Before passing away at 40 years of age from kidney disease, London wrote 52 books and 200 short stories. During the 20th century he was one of the most extensively translated authors in America. His perspective on life is one that has echoed around in my mind for nearly my entire adult life:
"I would rather be ashes than dust! I would rather that my spark should burn out in a brilliant blaze than it should be stifled by dry-rot. I would rather be a superb meteor, every atom of me in magnificent glow, than a sleepy and permanent planet. The proper function of a man is to live, not to exist. I shall not waste my days in trying to prolong them. I shall use my time."I've run alone through Denali National Park in Alaska with bears, wolves and moose as my spectators. I've run alone through a German military base with automatic weapons pointed at me. I've hung from a guardrail 50 feet above trees in zero degree winter weather to avoid being hit by a car. I've been robbed, spit upon, and nearly run over on purpose by rude people while on my running adventures. I've been on the borderline of heat stroke and have suffered hypothermia on my adventure treks. I've had some in passing automobiles throw things and yell/curse at me. I've had police officers interrogate me on the side of the road, news sources report falsely about me, and have received countless sponsorship rejection letters. I've suffered tendinitis multiple times; blistered shoulders from sun exposure; loss of all my toenails; extensive foot blisters; and, have literally cried in pain to keep pushing forward on my running endeavors. I've endured fierce and relentless winds; a sandstorm; drenching rain; life-threatening lightning; bitter cold snow; quarter-size hail that I could only get shelter from by laying under my support stroller; and, have been in the Great Plains while hearing tornado sirens going off in the nearest town.

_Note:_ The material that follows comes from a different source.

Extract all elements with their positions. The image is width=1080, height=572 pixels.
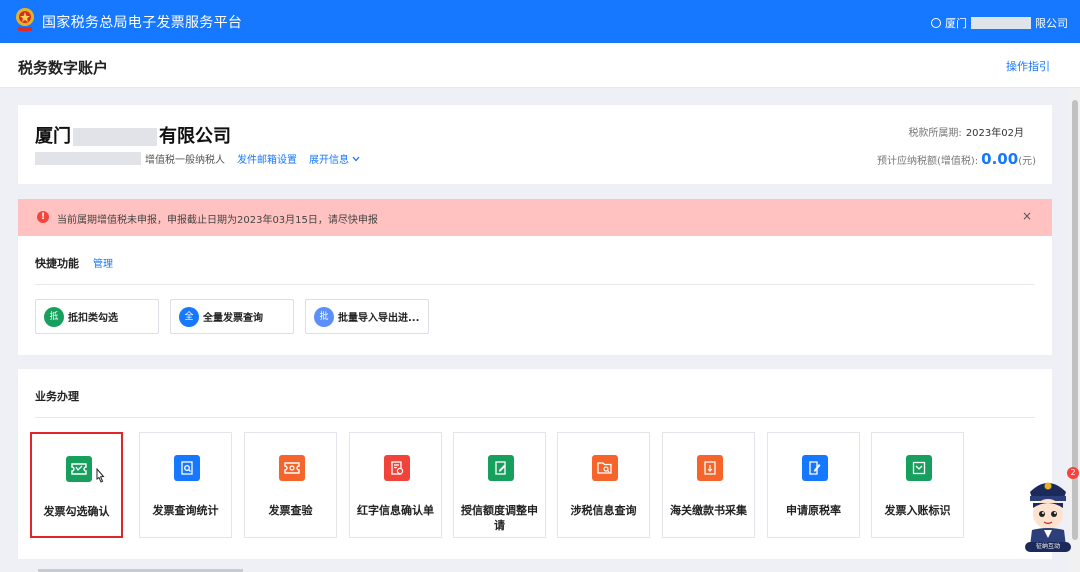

I've experienced the difficulties of solo running adventures across states and countries, and like author London states: "I would rather that my spark should burn out in a brilliant blaze than it should be stifled by dry-rot." I believe that I've aimed to live and to not just exist.
It has been one week since I wrote an honest blog post about my running. My body and mind know how to do endurance. That has been a part of me since 1984. My body and mind also know how to do adventure. There is a part of my spirit that comes alive when I am pursuing an adventurous goal that I've set for myself. I believe that is a part of "living" life and not just "existing" in life. My body and mind know how to do both endurance and adventure. After 33 years of pounding my body into the ground through long distance running (often at a level most runners never experience), what should be the next step I take in my athletic life? That's a good question — and I'm still thinking about it.